Biological corridors
A biological corridor is a continuous passage between ecosystems and natural or modified habitats.
It assures the maintenance of biological diversity thanks to the facility of migration and dispersion of fauna and flora, assuring this way their long-term conservation.
These corridors constitute a strategy to face the problem of the fragmentation of the habitats, enhanced by activities such as agriculture, industrial reforestation, urbanization… Biological corridors are used as complement or as zone of damping for traditional parks, allowing the communication between different protected areas.
The Mesoamericano Corridor
The Mesoamericano biological corridor is an international project aiming at preserving the ecological connectivity over the Central American isthmus.
Eight countries (Panama, Costa Rica, Nicaragua, Salvador, Guatemala, Belize, Honduras and Mexico) are involved via the Central American Commission of the Environment.
Their governments decided to facilitate the design of the biological corridors in order to improve the genetic fluency between populations of species to fight against their degradation and possible extinction.
Costa Rica is deeply involved in the protection and conservation of the environment. In 1999, a program of reinforcement for the Mesoamericano biological corridor was established to facilitate the establishment of a national program of several small biological corridors that would form bridges between the different protected areas.
The Biological Volcanical Central Talamanca Corridor (CBVCT)
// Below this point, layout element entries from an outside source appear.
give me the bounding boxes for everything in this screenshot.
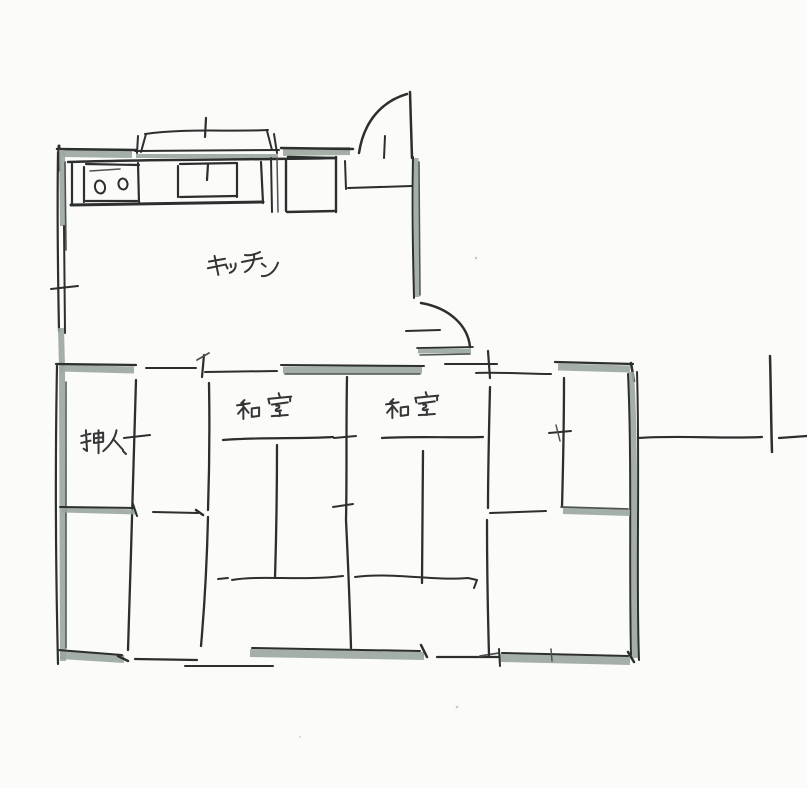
- swing-door-icon: [359, 92, 412, 158]
- swing-door-icon: [406, 303, 473, 355]
- burner-circle: [94, 180, 106, 195]
- scan-specks: [299, 257, 477, 738]
- washitsu-1-label: 和室: [236, 398, 288, 428]
- lower-left-wall: [56, 366, 66, 664]
- entry-step: [345, 161, 412, 189]
- lower-top-wall: [56, 351, 634, 381]
- appliance-square-icon: [286, 157, 336, 212]
- kitchen-left-wall: [51, 150, 78, 368]
- two-burner-stove-icon: [84, 163, 139, 203]
- kitchen-label: キッチン: [204, 256, 316, 289]
- kitchen-right-wall: [413, 157, 420, 298]
- burner-circle: [118, 178, 129, 190]
- kitchen-counter: [68, 158, 336, 212]
- kitchen-window-icon: [141, 118, 272, 152]
- interior-partitions: [128, 377, 564, 655]
- lower-right-wall: [628, 372, 639, 660]
- right-extension-line: [638, 356, 807, 452]
- washitsu-2-label: 和室: [385, 397, 437, 427]
- floor-plan-canvas: キッチン 和室 和室: [0, 0, 807, 788]
- closet-label: 押入: [79, 432, 131, 462]
- floor-plan-sketch: キッチン 和室 和室: [0, 0, 807, 788]
- kitchen-sink-icon: [178, 163, 237, 197]
- lower-bottom-wall: [58, 645, 634, 666]
- kitchen-room: [51, 92, 473, 368]
- room-labels: キッチン 和室 和室: [79, 252, 438, 462]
This corridor is 11.400 hectares bright. Located betwwen the provinces of Carthage and Limon, and inside conserved zones 'Cordillera Volcanica Central, Amistad Pacifico and Caribean' and implies the following townships: Turrialba, Jimenez, Paraiso and Alvarado of Cartago, Siquirres, Matina and Guacimo of Limon.
It aims at improving the biological connectivity between several private forests and new protected forest areas like the national park of Barbilla, the national park 'Tapenti Maciso of Death', the national park the volcano Turrialba, the park of the monument of Guayabo, the protected areas of Tuis Valley and the private reserve of Vida Silvestre La Marta.
It possesses more than 601 kinds of birds, 169 kinds of mammals and 73 reptiles and 46 amphibians.